Arbitration clauses in commercial contracts often specify an arbitral forum before which any dispute must be arbitrated. Insurance and reinsurance contracts containing arbitration clauses are no different. Specificity about the arbitral forum (or the arbitral rules or the appointing authority in case of an impasse) in an arbitration clause has resulted in much case law over the years when the forum no longer exists or refuses to take the dispute (or where the rules referenced have changed or are outdated or the appointing authority does not exist or refuses to appoint). So while specificity is generally a good thing in a contract, sometimes too much specificity backfires when a dispute arises years later and circumstances have changed.
The United States Court of Appeals for the Second Circuit recently addressed the issue of an arbitral forum that refused to take an arbitration in a consumer contract. While not an insurance or reinsurance contract, the court’s pronouncements could have an effect on a dispute under an insurance or reinsurance contract where an arbitral forum is exclusively prescribed in the arbitration clause.
Moss v. First Premier Bank, Nos. 15-2513-cv, 15-2667-cv, 2016 U.S. App. LEXIS 15917 (2d Cir. Aug. 29, 2016), involved a payday lender dispute. The loan application had an arbitration clause specifying that all disputes were subject to arbitration under the Code of Procedure of the National Arbitration Forum (“NAF”)) in effect at that time. After the borrower brought a class action, the lender sought to compel arbitration. When the district court ordered the parties to arbitration, the borrower sent a notice of intent to arbitrate to NAF. NAF, however, responded that because of a consent judgment concerning consumer arbitrations, it could not accept the arbitration. The borrower then returned to federal court and moved to vacate the order compelling arbitration. The district court granted the motion.
In affirming the district court, the Second Circuit focused on the language of the arbitration clause. The court noted that the clause did not address how the parties should proceed in the event that NAF was unable to accept the dispute. Citing an earlier case, In re Salomon Inc. Shareholders’ Derivative Litigation, 68 F.3d 554 (2d Cir. 1995), the court held that the parties’ agreement to arbitrate evinced an intent to designate an exclusive arbitral forum; arbitration before NAF. Because of this mandatory language, said the court, and the absence of any indication that the parties would assent to arbitration before a substitute, the order compelling arbitration was properly vacated.

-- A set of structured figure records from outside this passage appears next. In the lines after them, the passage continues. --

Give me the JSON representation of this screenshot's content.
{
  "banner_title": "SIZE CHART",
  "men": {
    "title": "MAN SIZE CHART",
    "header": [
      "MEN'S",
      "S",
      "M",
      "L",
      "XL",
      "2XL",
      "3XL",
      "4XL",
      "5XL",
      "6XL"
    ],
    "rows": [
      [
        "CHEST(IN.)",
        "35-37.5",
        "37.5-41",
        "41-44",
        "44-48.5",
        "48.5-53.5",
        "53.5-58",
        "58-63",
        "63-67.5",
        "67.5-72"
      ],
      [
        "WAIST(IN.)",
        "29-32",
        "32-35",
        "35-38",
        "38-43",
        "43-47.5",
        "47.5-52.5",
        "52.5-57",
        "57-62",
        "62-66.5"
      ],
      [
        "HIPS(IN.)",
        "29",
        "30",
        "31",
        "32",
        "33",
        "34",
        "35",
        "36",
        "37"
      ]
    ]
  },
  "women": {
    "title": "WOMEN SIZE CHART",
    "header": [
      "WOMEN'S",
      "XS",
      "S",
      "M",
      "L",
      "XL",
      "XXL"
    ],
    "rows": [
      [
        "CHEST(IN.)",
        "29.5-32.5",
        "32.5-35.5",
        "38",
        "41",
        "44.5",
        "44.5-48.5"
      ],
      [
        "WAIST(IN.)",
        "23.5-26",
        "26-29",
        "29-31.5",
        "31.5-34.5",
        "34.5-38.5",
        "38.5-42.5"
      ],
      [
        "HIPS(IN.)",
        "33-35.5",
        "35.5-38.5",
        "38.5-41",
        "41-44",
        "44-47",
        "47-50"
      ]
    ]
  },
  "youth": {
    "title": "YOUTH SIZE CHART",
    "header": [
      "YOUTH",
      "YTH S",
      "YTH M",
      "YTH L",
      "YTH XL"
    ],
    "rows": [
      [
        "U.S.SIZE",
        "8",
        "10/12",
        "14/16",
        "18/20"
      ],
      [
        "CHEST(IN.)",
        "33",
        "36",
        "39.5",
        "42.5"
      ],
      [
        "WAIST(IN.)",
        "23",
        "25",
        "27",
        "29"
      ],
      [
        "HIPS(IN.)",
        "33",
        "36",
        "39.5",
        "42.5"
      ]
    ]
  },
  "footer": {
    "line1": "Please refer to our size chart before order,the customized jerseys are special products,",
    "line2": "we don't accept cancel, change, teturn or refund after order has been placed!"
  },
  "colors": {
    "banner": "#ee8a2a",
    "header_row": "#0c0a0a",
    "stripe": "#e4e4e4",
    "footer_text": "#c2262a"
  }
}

The dispositive factor was whether the arbitral forum was exclusive. Where it is exclusive, the court held that Section 5 of the Federal Arbitration Act could not be used to circumvent the parties’ designation of an exclusive arbitral forum by compelling arbitration before a substitute. In other words, if you pick an exclusive forum and that forum is not available or refuses to accept the case, your dispute gets resolved in court.
The Second Circuit also noted a difference in opinion among the circuits on this issue so at some point the United States Supreme Court may weigh in. But for now, in the Second Circuit, if you designate an arbitral forum as the exclusive entity to hear the dispute, you are bound by that choice and if that forum is not available, then you stay in court. While many reinsurance arbitration clauses do not designate an arbitral forum, some do and others designate specific rules or a specific appointing authority. Because of that care needs to be taken to address contingencies like the unavailability of that forum when a dispute arises.